Physical Security Considerations: In addition to role-based security, contact centers should also consider the points at which any personnel comes into contact with data to ensure appropriate security and compliance. Therefore, access to sensitive customer and payment data should be restricted. Make sure all of your access passwords are secure and that you change them frequently.
PCI Compliance Documentation: Any organization that stores, processes, and transmits cardholder data must meet PCI compliance regulations. You must create all necessary policies, procedures, forms, checklists, templates, and other supporting materials for call centers and make sure you know all the rules.
Use Whiteboards Instead of Pen and Paper: Preventing your agents from utilizing pen and paper in favor of whiteboards is one of the simplest methods to maintain PCI compliance. Whiteboard use will limit the physical storage of customer details. Be sure to follow a set of whiteboard rules, such as ensuring an agent cannot be removed from their desk and cleaning them regularly.
Ban Cell Phones in the Call Center: Another simple and sometimes overlooked step is to ban cell phones in the call center. You can eliminate the danger of important call center information being leaked to an agent’s personal device by taking this action.
Prohibit Personal Items and Bags: Personal belongings and bags should be prohibited during study sessions. Agents are also advised to go through security checks when entering the building.
Encrypt Sensitive Data: Encryption is an accepted best practice when it comes to storing sensitive business data, and in the case of PCI compliance, it is essentially a requirement. PCI requirements specify that cardholder information must be stored using strong encryption with key management processes and procedures. It is also worth remembering that PCI DSS Requirement 3 states that no CVV code can be stored. However, suppose the business needs other cardholder information such as name, account number, and expiration date. In that case, you are allowed to retain them as long as you meet a set of conditions regarding encryption level and key management. PCI compliance requires a strong encryption level with a minimum key strength of 256 bits. In terms of key management, the PCI compliance best practice is that the organization storing the cardholder data does not have access to the key. If decryption is required, there should be a documented set of processes covering key distribution, storage, and named custodians.
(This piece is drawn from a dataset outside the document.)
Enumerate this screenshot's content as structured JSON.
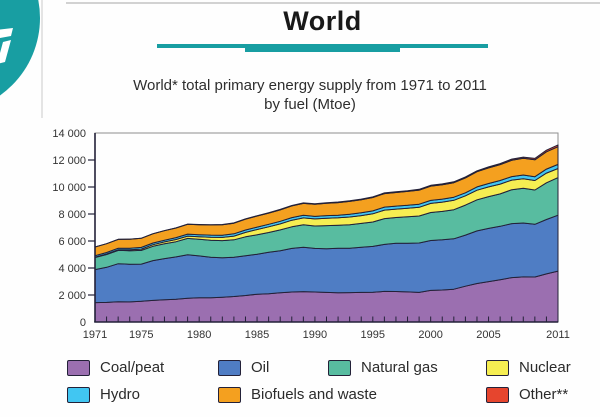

Consistently Enforce PCI DSS Compliance: A prevalent trap that call centers fall into is seeing PCI DSS compliance as an annual practice. This approach can lead to problems and possible compatibility errors. Instead, PCI DSS compliance should be viewed as an ongoing process. Administrators must ensure that PCI DSS controls are consistently applied.
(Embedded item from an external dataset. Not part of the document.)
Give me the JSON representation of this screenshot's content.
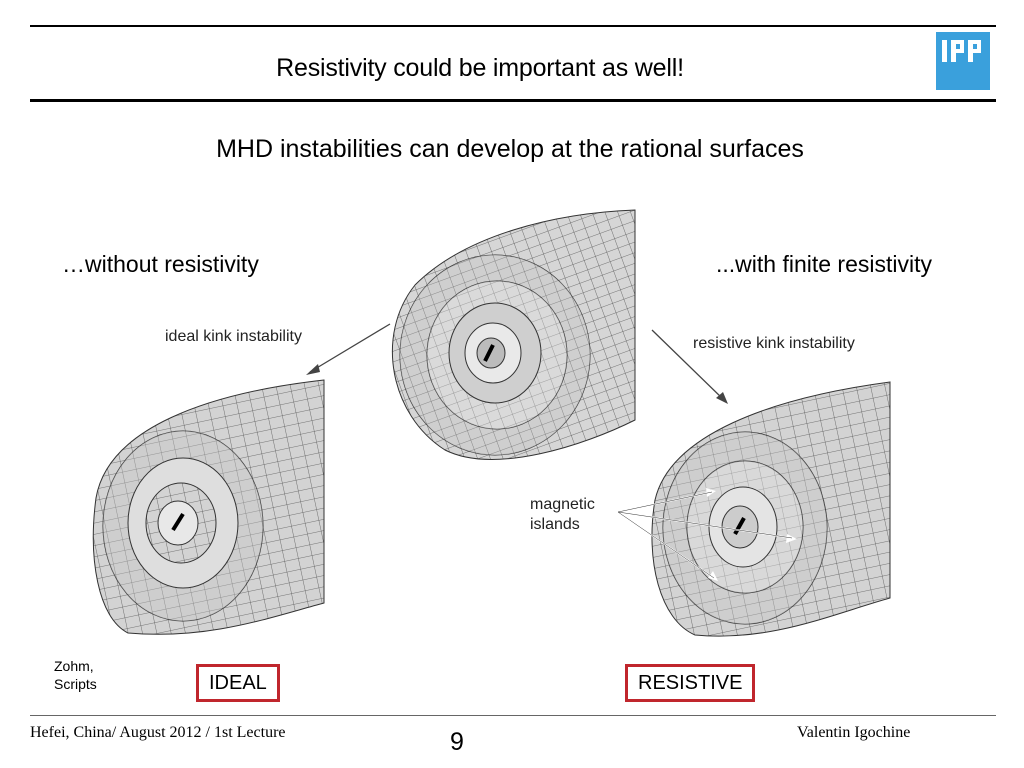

Train Your Employees: PCI DSS compliance should be considered in tool training. Security awareness training is a requirement under PCI DSS requirement 12.6, which requires organizations to establish and implement a formal security awareness training program. Security awareness training ensures that your employees become familiar with their responsibilities in helping your organization become or remain PCI compliant. Training should be done annually and should include a verification method. Awareness training on information security should be ongoing, especially for representatives who exhibit risky behaviors that lead to compliance failure. Managers should participate in conversations with underperforming agents and help them stay aligned at all times.